Several products use an APR. Consumers can look at the APR for mortgage loans, credit cards, and vehicles. Also, many private loans use an APR.
The APR accounts for interest rates and associated lender fees, while interest rates alone only account for the interest on the principal of the loan. By looking at the APR, consumers can tell how much they’ll actually pay for the loan, factoring in origination fees, prepayment penalties, and more.
For example, assume that a consumer takes out a mortgage loan for $200,000, and that loan has a six percent interest rate. The consumer would expect to pay $12,000 in interest each year or $1,000 per month.
However, the consumer also has other fees associated with the mortgage. Those fees total $5,000, bringing the total cost of the loan to $205,000. The APR is 6.15 percent when factoring in these fees. By looking at the APR, the homeowner knows he or she will pay a total of $12,300 in interest per year.
High APR? What it Means for the Consumer
The APR is a good indicator of what the consumer will pay in monthly payments. The higher the APR, the higher the monthly payments. The overall interest paid is higher when the APR is higher, and it is charged on a monthly basis.

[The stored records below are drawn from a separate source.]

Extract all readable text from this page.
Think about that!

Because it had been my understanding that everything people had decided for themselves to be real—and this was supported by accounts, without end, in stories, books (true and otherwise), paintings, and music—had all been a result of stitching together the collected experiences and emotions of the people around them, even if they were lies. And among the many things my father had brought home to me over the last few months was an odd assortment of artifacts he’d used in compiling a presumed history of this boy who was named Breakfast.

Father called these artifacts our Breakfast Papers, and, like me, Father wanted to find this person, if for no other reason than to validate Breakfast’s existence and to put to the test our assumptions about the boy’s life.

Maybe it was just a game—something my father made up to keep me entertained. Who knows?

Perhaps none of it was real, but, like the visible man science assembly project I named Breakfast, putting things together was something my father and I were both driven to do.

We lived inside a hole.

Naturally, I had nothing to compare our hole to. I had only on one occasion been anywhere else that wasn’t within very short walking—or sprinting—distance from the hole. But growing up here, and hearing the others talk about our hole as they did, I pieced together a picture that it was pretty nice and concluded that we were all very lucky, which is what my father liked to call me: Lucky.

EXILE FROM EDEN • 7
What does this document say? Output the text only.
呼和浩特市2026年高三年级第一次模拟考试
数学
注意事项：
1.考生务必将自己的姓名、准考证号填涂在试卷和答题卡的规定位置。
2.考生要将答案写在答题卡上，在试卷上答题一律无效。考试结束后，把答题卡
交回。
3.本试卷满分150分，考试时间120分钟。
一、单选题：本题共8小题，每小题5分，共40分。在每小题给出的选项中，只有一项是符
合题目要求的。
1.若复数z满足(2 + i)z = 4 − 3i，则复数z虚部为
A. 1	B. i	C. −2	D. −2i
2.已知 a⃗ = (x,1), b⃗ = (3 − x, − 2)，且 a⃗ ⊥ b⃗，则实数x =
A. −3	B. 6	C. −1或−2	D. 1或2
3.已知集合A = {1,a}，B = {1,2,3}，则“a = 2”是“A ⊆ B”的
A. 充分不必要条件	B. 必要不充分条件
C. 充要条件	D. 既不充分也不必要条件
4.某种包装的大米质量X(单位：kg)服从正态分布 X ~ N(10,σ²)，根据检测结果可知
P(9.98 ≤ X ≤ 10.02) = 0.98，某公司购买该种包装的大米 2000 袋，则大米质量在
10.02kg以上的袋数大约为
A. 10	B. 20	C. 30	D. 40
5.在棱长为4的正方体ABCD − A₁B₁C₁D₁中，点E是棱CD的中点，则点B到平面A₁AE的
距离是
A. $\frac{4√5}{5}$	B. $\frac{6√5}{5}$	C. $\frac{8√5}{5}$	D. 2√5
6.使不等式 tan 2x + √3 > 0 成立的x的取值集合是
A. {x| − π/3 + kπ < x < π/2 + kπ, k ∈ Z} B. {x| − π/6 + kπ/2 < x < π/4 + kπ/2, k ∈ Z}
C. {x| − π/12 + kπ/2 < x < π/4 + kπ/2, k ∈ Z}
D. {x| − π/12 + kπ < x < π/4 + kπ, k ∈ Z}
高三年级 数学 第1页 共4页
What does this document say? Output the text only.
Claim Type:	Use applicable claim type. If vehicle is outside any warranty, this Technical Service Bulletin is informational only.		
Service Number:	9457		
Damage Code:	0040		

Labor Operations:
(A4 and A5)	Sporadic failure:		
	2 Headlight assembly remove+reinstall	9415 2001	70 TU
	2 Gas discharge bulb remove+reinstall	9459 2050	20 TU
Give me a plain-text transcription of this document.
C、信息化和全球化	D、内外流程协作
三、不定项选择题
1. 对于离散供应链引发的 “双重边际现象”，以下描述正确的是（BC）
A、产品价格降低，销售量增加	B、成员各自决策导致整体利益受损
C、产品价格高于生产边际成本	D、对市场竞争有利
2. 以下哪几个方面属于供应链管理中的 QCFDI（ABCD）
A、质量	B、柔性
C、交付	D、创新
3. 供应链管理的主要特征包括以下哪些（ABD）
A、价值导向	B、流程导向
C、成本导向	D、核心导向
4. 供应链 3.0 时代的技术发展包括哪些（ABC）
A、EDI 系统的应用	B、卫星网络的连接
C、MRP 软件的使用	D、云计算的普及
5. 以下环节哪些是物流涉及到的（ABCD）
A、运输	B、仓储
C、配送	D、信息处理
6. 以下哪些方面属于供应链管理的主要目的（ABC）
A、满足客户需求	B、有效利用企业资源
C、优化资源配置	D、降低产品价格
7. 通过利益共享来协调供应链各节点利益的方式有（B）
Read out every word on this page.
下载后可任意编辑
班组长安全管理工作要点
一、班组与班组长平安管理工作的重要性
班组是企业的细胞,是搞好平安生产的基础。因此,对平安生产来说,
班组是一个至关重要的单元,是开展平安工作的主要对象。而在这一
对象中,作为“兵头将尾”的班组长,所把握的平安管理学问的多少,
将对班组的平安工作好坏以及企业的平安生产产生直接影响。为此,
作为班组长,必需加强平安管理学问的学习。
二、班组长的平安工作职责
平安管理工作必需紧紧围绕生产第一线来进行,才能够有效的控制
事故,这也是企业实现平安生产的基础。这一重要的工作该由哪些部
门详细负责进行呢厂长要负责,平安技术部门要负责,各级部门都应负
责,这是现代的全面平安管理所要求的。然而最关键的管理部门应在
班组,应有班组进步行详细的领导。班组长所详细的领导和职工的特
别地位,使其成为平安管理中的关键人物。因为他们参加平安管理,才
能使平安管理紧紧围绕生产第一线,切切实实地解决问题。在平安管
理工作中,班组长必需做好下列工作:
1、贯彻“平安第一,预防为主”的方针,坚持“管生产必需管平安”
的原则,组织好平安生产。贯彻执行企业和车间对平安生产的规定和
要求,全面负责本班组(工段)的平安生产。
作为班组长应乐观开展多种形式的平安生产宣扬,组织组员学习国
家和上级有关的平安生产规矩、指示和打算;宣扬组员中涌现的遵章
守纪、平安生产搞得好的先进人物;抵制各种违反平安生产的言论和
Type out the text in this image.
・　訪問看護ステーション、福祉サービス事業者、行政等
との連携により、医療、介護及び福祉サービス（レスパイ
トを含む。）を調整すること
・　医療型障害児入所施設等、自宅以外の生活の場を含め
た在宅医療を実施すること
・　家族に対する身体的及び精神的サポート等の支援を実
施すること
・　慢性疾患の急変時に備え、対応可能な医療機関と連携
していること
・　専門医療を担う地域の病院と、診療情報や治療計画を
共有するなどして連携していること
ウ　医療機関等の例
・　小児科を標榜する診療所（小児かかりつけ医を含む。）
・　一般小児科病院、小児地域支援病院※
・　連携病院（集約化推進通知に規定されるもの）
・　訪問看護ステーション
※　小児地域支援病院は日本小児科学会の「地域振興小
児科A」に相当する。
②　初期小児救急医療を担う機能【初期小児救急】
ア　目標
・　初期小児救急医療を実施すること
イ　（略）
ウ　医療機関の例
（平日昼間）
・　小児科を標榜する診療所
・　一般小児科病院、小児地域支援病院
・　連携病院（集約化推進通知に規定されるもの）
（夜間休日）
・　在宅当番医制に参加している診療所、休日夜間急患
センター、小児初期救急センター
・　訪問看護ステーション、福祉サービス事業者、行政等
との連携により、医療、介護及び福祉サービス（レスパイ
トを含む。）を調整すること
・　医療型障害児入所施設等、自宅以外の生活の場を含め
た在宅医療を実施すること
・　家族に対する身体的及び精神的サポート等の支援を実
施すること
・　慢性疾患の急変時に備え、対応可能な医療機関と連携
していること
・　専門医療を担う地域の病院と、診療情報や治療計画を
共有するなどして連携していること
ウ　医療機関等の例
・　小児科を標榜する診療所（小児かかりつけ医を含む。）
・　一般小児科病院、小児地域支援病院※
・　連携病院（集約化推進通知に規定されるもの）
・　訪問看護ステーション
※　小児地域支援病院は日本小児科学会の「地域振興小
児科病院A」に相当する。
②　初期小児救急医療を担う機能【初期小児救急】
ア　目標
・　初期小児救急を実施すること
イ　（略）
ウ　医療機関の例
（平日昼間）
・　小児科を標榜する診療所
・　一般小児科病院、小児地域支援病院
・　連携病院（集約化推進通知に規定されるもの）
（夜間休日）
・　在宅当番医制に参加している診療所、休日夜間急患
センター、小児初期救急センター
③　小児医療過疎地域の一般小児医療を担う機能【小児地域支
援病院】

Several factors go into determining how high an APR will be. The type of loan impacts the APR. Home loans are typically on the lower end of the spectrum when it comes to an APR. The lender uses the property as collateral, mitigating their risk. This allows the lender to charge a lower APR.
Credit cards typically have a higher APR since credit card debt is unsecured and revolving debt. The lender takes on more risk with these loans and, in turn, charges a higher APR.
Individual creditworthiness impacts APR on a case-by-case basis. Those with subprime or no credit are more likely to receive a higher APR on loan products and credit cards. Conversely, those with better or super prime credit are more likely to receive a lower APR on the same products.